Syria: Donors pledge $6 billion, but will the money come?

Forty-one donors have pledged Wednesday a combined $6 billion for critical humanitarian programs in 2017 and another $3.7 billion for 2018 for the people of Syria reeling under a devastating conflict since 2011.

The amounts were released by the United Nations at the Conference on Supporting the Future of Syria and the Region held in the Belgian capital, Brussels, under the UN aegis.

The pledges made will support humanitarian relief, protection and resilience-building for people in need. It will also help the war-torn country’s neighbors shoulder the heavy burden from the spill-over effects of the crisis, a UN press release said.
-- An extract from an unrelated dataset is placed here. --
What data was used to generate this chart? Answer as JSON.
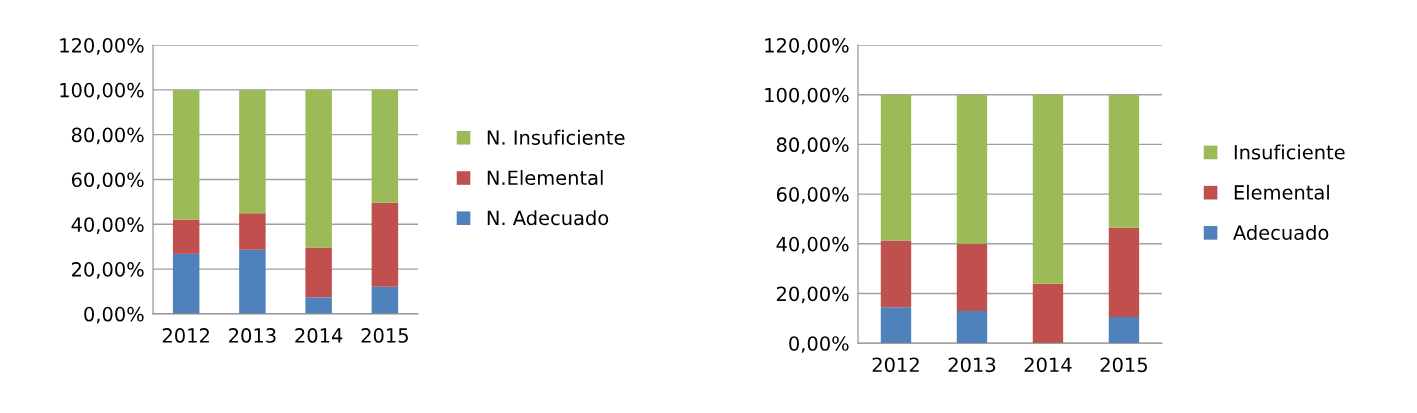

In its seventh year now, the conflict in Syria is the largest humanitarian challenge in the world – 13.5 million men, women and children inside the country are in need of urgent assistance and there are now more than five million Syrian refugees in Egypt, Iraq, Jordan, Lebanon and Turkey. Many more have made dangerous journey to Europe and farther afield.

UN-coordinated response plans for Syria and the region require a total of $8 billion for 2017 alone, and the funding will contribute to UN and its partners efforts to reach some 12.8 million people this year.
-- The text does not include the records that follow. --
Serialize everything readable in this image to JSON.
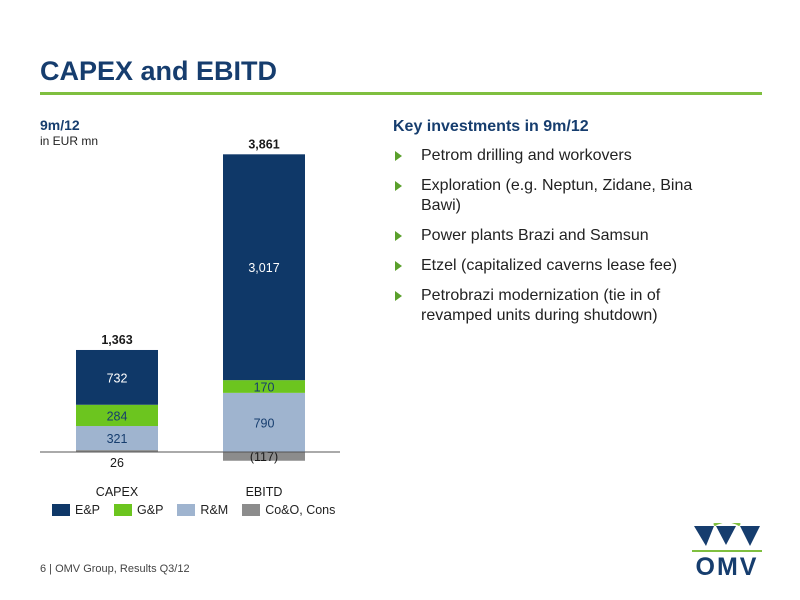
{
  "title": "CAPEX and EBITD",
  "chart_header": {
    "period": "9m/12",
    "unit": "in EUR mn"
  },
  "colors": {
    "E&P": "#0f3868",
    "G&P": "#6cc51f",
    "R&M": "#9fb4cf",
    "Co&O, Cons": "#8c8c8c",
    "accent": "#7fbf3f"
  },
  "chart_data": {
    "type": "bar",
    "stacked": true,
    "categories": [
      "CAPEX",
      "EBITD"
    ],
    "totals": [
      "1,363",
      "3,861"
    ],
    "ylim": [
      -200,
      4000
    ],
    "series": [
      {
        "name": "Co&O, Cons",
        "values": [
          26,
          -117
        ],
        "labels": [
          "26",
          "(117)"
        ]
      },
      {
        "name": "R&M",
        "values": [
          321,
          790
        ],
        "labels": [
          "321",
          "790"
        ]
      },
      {
        "name": "G&P",
        "values": [
          284,
          170
        ],
        "labels": [
          "284",
          "170"
        ]
      },
      {
        "name": "E&P",
        "values": [
          732,
          3017
        ],
        "labels": [
          "732",
          "3,017"
        ]
      }
    ],
    "legend": [
      "E&P",
      "G&P",
      "R&M",
      "Co&O, Cons"
    ],
    "legend_position": "bottom"
  },
  "key_investments": {
    "heading": "Key investments in 9m/12",
    "items": [
      "Petrom drilling and workovers",
      "Exploration (e.g. Neptun, Zidane, Bina Bawi)",
      "Power plants Brazi and Samsun",
      "Etzel (capitalized caverns lease fee)",
      "Petrobrazi modernization (tie in of revamped units during shutdown)"
    ]
  },
  "footer": "6 | OMV Group, Results Q3/12",
  "logo": {
    "text": "OMV"
  }
}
The amounts pledged for 2017 are close to the $8 billion needed, but the question remains whether the money pledged will be disbursed or if the pledges were mere empty promises, as it often happened in the past.
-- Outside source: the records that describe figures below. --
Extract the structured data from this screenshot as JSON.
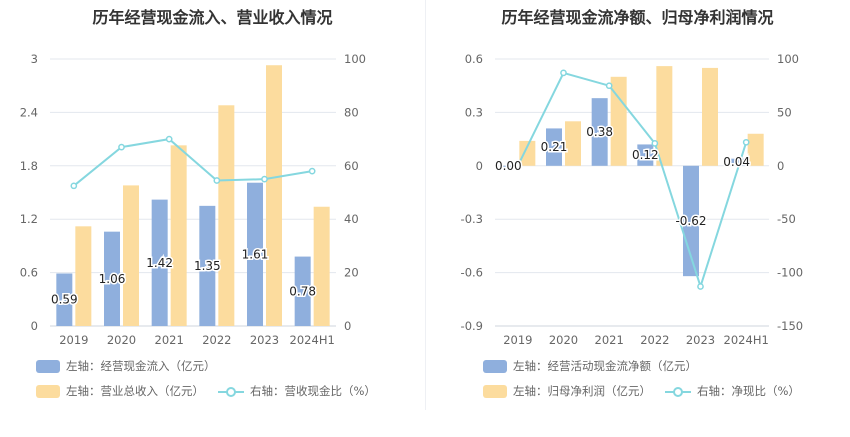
{
  "colors": {
    "bar_primary": "#8fafdd",
    "bar_secondary": "#fcdc9e",
    "line": "#85d7df",
    "axis_text": "#666666",
    "grid": "#e3e7ee"
  },
  "charts": {
    "left": {
      "title": "历年经营现金流入、营业收入情况",
      "legend": {
        "bar1": "左轴：经营现金流入（亿元）",
        "bar2": "左轴：营业总收入（亿元）",
        "line": "右轴：营收现金比（%）"
      }
    },
    "right": {
      "title": "历年经营现金流净额、归母净利润情况",
      "legend": {
        "bar1": "左轴：经营活动现金流净额（亿元）",
        "bar2": "左轴：归母净利润（亿元）",
        "line": "右轴：净现比（%）"
      }
    }
  },
  "chart_data": [
    {
      "type": "bar",
      "title": "历年经营现金流入、营业收入情况",
      "categories": [
        "2019",
        "2020",
        "2021",
        "2022",
        "2023",
        "2024H1"
      ],
      "y_left": {
        "min": 0,
        "max": 3,
        "ticks": [
          "0",
          "0.6",
          "1.2",
          "1.8",
          "2.4",
          "3"
        ]
      },
      "y_right": {
        "min": 0,
        "max": 100,
        "ticks": [
          "0",
          "20",
          "40",
          "60",
          "80",
          "100"
        ]
      },
      "series": [
        {
          "name": "左轴：经营现金流入（亿元）",
          "axis": "left",
          "kind": "bar",
          "values": [
            0.59,
            1.06,
            1.42,
            1.35,
            1.61,
            0.78
          ],
          "labels": [
            "0.59",
            "1.06",
            "1.42",
            "1.35",
            "1.61",
            "0.78"
          ]
        },
        {
          "name": "左轴：营业总收入（亿元）",
          "axis": "left",
          "kind": "bar",
          "values": [
            1.12,
            1.58,
            2.03,
            2.48,
            2.93,
            1.34
          ]
        },
        {
          "name": "右轴：营收现金比（%）",
          "axis": "right",
          "kind": "line",
          "values": [
            52.5,
            67,
            70,
            54.5,
            55,
            58
          ]
        }
      ]
    },
    {
      "type": "bar",
      "title": "历年经营现金流净额、归母净利润情况",
      "categories": [
        "2019",
        "2020",
        "2021",
        "2022",
        "2023",
        "2024H1"
      ],
      "y_left": {
        "min": -0.9,
        "max": 0.6,
        "ticks": [
          "-0.9",
          "-0.6",
          "-0.3",
          "0",
          "0.3",
          "0.6"
        ]
      },
      "y_right": {
        "min": -150,
        "max": 100,
        "ticks": [
          "-150",
          "-100",
          "-50",
          "0",
          "50",
          "100"
        ]
      },
      "series": [
        {
          "name": "左轴：经营活动现金流净额（亿元）",
          "axis": "left",
          "kind": "bar",
          "values": [
            0.0,
            0.21,
            0.38,
            0.12,
            -0.62,
            0.04
          ],
          "labels": [
            "0.00",
            "0.21",
            "0.38",
            "0.12",
            "-0.62",
            "0.04"
          ]
        },
        {
          "name": "左轴：归母净利润（亿元）",
          "axis": "left",
          "kind": "bar",
          "values": [
            0.14,
            0.25,
            0.5,
            0.56,
            0.55,
            0.18
          ]
        },
        {
          "name": "右轴：净现比（%）",
          "axis": "right",
          "kind": "line",
          "values": [
            0,
            87,
            75,
            21,
            -113,
            22
          ]
        }
      ]
    }
  ]
}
The conference – co-chaired by UN, the European Union (EU), Germany, Kuwait, Norway, Qatar and the United Kingdom – started with thematic sessions on the humanitarian needs and challenges within the country and on ways to strengthen resilience of refugees and host communities in the context of the crisis, the press release added.

Addressing the opening session of the conference, UN Secretary-General António Guterres drew attention to the plight of those suffering as a result of the conflict in the war-ravaged country and urged the international community to increase support for both people within Syria as well as for the millions seeking refuge beyond its borders and for the communities hosting them.

Guterres highlighted that as the conflict in Syria grinded on, it continued to extract a harrowing toll on civilians in a war that “Nobody is winning” but that “everybody is losing.”